Bir gün Hz. Musa'ya (asm) Cenab-ı Hak, "Senin komşun falan adresteki bir kasaptır" dedi. Bunun üzerine Hz. Musa, merak edip bu kasabı buldu. Evine girdi ve onunla tanıştı.
Kasap, çok yaşlı annesini yedirip içiriyor ve ihtiyaçlarını karşılıyordu. Yaşlı kadın da, bir şeyler söylüyor fakat ne dediği anlaşılmıyordu.
Hz. Musa, "Sen annenin karnını doyurduktan sonra sana ne söylüyor" diye sordu.
Kasap: "Annem, ona bakıp ilgilenmemden, ihtiyaçlarını karşılamamdan dolayı çok memnun olur ve bana her zaman: "Oğlum! Cenab-ı Allah seni Cennette Hz. Musa'ya komşu eylesin!" diye dua eder" dedi.
Bu cevap üzerine Hz. Musa; kasabın yaşlı annesinin hayırlı duasını aldığı için bu mertebeye yükseldiğini ve kendisine cennette komşu olacağını anladı.
İŞTE O PEYGAMBER BENİM!
Sevgili ve şefkatli Nebîmiz sallallâhu aleyhi ve sellem de, İslâm'ın ilk yıllarında Mekke sokaklarından birinde yürüyordu. Yaşlı bir kadınla karşılaştı. Kadın Peygamberimize (asm): Şu çuvalı sırtıma kaldır da evime götüreyim, dedi.
Peygamberimiz (asm) de çuvala baktı ve ağır olduğunu gördü. Ben bu çuvalı senin sırtına kaldırmam, dedi.
Kadın niçin kaldırmıyorsun? diye sordu. Sevgili Nebimiz (asm) "Bu çuvalın yükü ağır. Sen taşıyamazsın. Sen bunu benim sırtıma kaldır ve evine kadar götüreyim" dedi.
Çuvalı sırtına aldı ve yaşlı kadının evine kadar götürdü. Kadın bu durumdan çok memnun oldu.
Ardından da Peygamberimize (asm), "Oğlum dikkat et. Sen çok iyi bir insansın. Bu günlerde peygamber olduğunu söyleyen biri çıkmış. Putlarımızı kötülüyormuş. Onunla karşılaşırsan sakın inanma" dedi.
Peygamberimiz de gülerek, "İşte o peygamber benim!" diye cevap verdi.
Kadın bu duruma çok hayret etti ve: "Demek ki, anlatılanlar hep iftira imiş. Senin gibi şefkatli, merhametli ve yardımsever biri asla yalancı olamaz" deyip Müslüman oldu.

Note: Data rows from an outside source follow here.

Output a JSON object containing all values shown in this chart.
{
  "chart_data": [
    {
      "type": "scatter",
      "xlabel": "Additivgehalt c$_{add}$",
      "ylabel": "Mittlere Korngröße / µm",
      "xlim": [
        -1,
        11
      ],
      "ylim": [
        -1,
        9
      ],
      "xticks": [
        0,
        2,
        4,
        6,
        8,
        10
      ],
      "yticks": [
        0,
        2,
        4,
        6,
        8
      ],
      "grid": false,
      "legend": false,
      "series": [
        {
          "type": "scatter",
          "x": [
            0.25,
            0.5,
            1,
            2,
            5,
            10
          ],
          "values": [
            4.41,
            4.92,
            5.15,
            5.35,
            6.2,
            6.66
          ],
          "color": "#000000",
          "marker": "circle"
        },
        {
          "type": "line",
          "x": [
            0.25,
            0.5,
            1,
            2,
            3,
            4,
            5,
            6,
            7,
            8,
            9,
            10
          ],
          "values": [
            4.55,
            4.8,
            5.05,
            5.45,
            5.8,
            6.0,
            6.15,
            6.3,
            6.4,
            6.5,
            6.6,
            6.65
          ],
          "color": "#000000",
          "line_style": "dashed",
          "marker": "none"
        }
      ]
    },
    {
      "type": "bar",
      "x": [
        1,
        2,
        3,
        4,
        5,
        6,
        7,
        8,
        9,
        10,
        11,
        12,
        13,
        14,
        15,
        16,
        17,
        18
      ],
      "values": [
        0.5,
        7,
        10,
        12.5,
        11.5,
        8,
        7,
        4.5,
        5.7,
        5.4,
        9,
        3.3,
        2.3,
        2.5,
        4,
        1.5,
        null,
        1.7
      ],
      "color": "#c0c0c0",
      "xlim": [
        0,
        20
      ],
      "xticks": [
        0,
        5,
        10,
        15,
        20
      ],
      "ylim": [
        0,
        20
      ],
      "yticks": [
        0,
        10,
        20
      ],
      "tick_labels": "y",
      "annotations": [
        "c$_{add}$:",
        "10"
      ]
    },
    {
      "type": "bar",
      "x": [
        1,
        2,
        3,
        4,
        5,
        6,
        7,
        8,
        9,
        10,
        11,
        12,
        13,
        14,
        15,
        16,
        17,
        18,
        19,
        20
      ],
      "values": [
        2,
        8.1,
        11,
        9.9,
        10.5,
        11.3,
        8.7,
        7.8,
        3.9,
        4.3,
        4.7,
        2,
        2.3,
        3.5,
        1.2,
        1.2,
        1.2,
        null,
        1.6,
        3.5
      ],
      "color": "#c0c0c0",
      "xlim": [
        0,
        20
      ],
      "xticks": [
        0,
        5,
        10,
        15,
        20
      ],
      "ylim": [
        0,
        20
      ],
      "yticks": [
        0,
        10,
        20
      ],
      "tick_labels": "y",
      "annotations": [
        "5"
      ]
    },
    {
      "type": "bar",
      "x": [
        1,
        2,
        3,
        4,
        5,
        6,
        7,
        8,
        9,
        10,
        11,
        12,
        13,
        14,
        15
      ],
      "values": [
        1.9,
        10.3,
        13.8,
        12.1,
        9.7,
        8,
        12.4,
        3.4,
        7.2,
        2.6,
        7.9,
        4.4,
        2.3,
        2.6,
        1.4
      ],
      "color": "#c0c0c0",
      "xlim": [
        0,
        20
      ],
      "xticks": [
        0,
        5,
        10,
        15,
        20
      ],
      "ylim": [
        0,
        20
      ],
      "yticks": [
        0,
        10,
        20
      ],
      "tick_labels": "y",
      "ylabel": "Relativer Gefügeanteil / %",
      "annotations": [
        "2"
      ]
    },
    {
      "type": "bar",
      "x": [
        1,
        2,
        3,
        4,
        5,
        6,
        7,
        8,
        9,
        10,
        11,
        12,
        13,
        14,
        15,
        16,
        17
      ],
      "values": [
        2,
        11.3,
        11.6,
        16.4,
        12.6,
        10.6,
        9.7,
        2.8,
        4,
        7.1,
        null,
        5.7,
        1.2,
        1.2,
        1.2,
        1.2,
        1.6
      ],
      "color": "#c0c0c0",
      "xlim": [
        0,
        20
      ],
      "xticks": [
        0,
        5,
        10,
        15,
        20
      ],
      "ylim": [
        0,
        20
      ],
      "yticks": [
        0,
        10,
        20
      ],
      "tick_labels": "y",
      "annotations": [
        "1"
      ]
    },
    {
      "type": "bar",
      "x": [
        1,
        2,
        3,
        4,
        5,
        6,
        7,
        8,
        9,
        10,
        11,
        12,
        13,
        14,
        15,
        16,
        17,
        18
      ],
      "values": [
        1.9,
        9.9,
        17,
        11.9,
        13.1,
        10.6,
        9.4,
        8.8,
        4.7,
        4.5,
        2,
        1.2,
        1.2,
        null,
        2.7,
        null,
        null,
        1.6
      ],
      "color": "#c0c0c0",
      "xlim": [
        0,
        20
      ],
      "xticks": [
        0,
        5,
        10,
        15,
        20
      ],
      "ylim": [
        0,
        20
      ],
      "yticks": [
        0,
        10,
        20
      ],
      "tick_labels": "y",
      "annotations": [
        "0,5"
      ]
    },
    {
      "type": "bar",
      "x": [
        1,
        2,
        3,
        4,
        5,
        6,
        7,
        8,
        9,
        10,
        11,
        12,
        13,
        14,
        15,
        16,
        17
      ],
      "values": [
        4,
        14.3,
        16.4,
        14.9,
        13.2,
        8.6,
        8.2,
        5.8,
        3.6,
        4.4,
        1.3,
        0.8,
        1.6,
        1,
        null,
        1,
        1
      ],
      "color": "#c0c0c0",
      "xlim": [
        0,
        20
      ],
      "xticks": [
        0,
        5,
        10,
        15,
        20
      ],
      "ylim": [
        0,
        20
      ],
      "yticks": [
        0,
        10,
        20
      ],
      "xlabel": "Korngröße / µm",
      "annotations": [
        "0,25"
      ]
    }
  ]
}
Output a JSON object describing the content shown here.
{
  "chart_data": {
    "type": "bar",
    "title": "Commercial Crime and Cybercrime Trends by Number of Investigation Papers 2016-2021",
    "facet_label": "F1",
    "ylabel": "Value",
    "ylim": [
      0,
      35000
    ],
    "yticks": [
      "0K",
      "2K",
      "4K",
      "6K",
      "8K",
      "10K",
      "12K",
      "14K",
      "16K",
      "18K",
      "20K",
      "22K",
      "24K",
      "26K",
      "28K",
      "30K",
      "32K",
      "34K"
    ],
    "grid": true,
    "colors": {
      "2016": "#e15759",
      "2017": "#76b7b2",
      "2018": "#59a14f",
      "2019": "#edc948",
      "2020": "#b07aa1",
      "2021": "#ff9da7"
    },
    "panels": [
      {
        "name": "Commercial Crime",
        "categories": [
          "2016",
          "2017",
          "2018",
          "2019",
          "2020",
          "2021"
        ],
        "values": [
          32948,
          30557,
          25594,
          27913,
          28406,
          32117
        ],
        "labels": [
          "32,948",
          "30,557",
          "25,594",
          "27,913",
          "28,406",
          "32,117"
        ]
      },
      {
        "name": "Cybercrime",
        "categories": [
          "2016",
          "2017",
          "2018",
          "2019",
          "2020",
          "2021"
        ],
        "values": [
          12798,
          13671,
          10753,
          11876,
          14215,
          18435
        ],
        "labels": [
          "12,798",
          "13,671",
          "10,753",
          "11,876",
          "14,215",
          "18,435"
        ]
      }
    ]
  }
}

BU SEPET BANA DA LÂZIM OLACAK
Adamın biri de yaşlı babasına bakma zahmetinden kurtulmak için babasını bir sepetin içine koymuş ve küçük oğlu ile beraber ormana bırakmış.
Ormandan geri dönerlerken çocuk babasına, "Sepeti ormanda niçin bıraktın?" diye sormuş.
Babası da "Bu sepet bana bir daha lâzım olmaz" demiş.
Çocuk da cevaben, "Bu sepet sana lâzım olmayabilir. Fakat ileride sen yaşlandığın zaman bana lâzım olacak. Ben de aynı sepete seni koyup aynı ormana bırakacağım" demiş.
Çocuğun bu ibretli ve anlamlı cevabı babasını şefkate ve merhamete getirmiş. Baba ve çocuk ağlamış. Geri dönmüşler, hem sepeti ve hem de yaşlı babayı alıp eve getirmişler.
İman, İslâm, ihlâs, istikâmet, ümit, Kur'ân ve sünnet üzere kalınız.